As I was claiming yesterday, Christian regeneration  absolutely comes with a new set of eyes, and a new heart, and a new way of judging the world.  If someone truly comes to believe in the Savior of mankind, that same Savior’s description of the process (being “born again”) means all new spiritual parts, and all new perspectives.  Certainly, this spiritual infancy can be abused by bad teaching, but that new self will always be at war with falsehood, and sin, and a real believer, a real child of the Kingdom, will spend his entire life using his new eyes to see the world more clearly.

That doesn’t mean Christians won’t differ with each other, in good conscience, over questions that God hasn’t specifically answered–in areas where believers have been granted liberty of conscience and behavior.  If God’s Word hasn’t specifically weighed in on what color to paint your house, your urge to go for deep plum with black trim might only be tempered (think “new eyes” now), by proper care for your neighbors’ feelings.  I know believers who differ over infant communion, infant baptism, and the regulative principle of worship.  In history, believers have argued over psalms, hymns, or praise music.  During the American Revolution, presumably Christian redcoats mocked New England militia for being “psalm singers.”

On many political questions liberty exists as well.  Honest people can differ over how many workers the local animal control office should hire, or whether we need such an office, or whether the office would be better farmed out to competitive bidding.  Among believers, in a culturally Christian setting, we can argue this politely all over tea, and maybe even a little wine.

But here’s where I might lose some of you.

  • I’m having trouble understanding how a new child of God can see pictures of aborted babies and not feel deep spiritual revulsion.  This revulsion, moreover, is high magnitude, the sort that demands action from the magistrate–just as you would if you saw a father killing his two year old child.
  • If you claim to be a believer and you applaud two homosexual men having surrogate children and raising them without a real mother, then I think you need to re-examine your claim to follow Christ.
  • If the thought of a “mother” foisting her gender confusion on her little boy — taking him off for puberty blockers and surgeries he will never be able to reverse — and you don’t believe that “mother” belongs in prison for the rest of her life, then I have a verse you should look up: “I never knew you.”
  • If you claim to be a believer and you harbor a soft spot for communism — a godless, totalitarian disaster that has claimed the lives of millions — then you really do not have new spiritual eyes.  You are still blind. Seek Jesus.

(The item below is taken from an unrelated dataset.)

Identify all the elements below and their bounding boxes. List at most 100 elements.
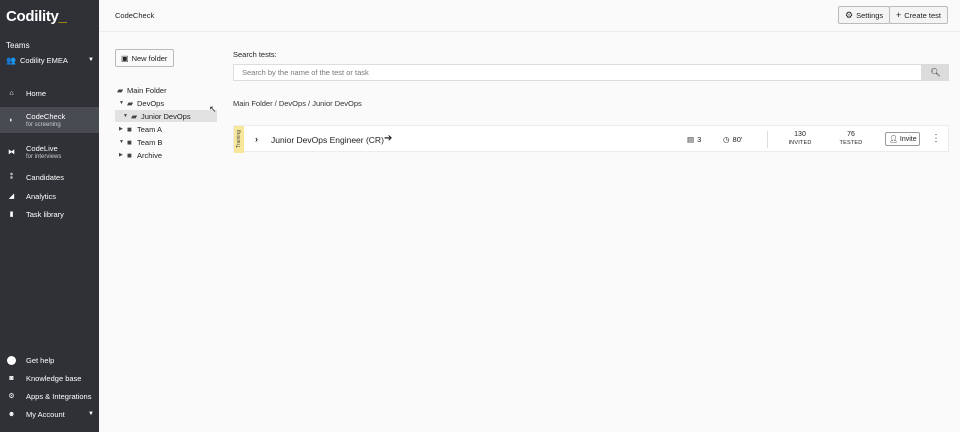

This seems to be a very low bar, by the way, but that’s the sort of standard even a baby believer would embrace easily.  “I am now born again in Christ.  Well, obviously, I can’t affirm baby-killing, sexual degeneracy, and tyranny.”

The strange feed I lamented yesterday, and the weirdly polarized response to it, speaks of a world that is full of the falsely-converted.  It is the direct product of a church that evangelizes by pretending women are the “victims” of abortion, a church that celebrates a sexual identity God detests inside the body itself, a church that teaches believers can come to the cross without detesting their covetous, lying, hateful nature.  The good news can only come after the bad news has been delivered: we are gross sinners in need of a savior.

As I tried to make clear, even with new eyes, not every body of believers will come to the same conclusion about the news, or politics, or culture, and, certainly, we are still battered by the “sin that lives within us” (Romans 7), but a country with lots of new eyes is more likely to engage in civil and productive dialogue.

I believe I grew up in a country that benefited from a “common sense” born of a culture created by believers who really did have new eyes.

As recently as, oh, ten years ago, if a Republican and a Democrat argued with each other, they would certainly attempt to get their enemies voted out of office, but thrown in jail?  For life?  Seriously?  That sounds like the sort of vengeance you would take only in countries governed by warlords commanding teenage boys with automatic weapons.  The impulse to jail Steve Bannon and most of the J6 defendants comes from powerfully darkened hearts–men with “Pharisee” written all over them.

A lot of the folks who claim to be Christians, and progressives, and fully insulted by my “baby believer” litmus test above are utterly without remorse, when it comes to their enemies.  Their tender mercies are utterly cruel, and you have to ask yourself — would the kind of “believers” who applaud abortion and gender-mutilation, have any trouble putting you in jail, if you got between them and their sense of a just world?

We either get more “new eyes,” or we’re going to find out how painful blindness can really be.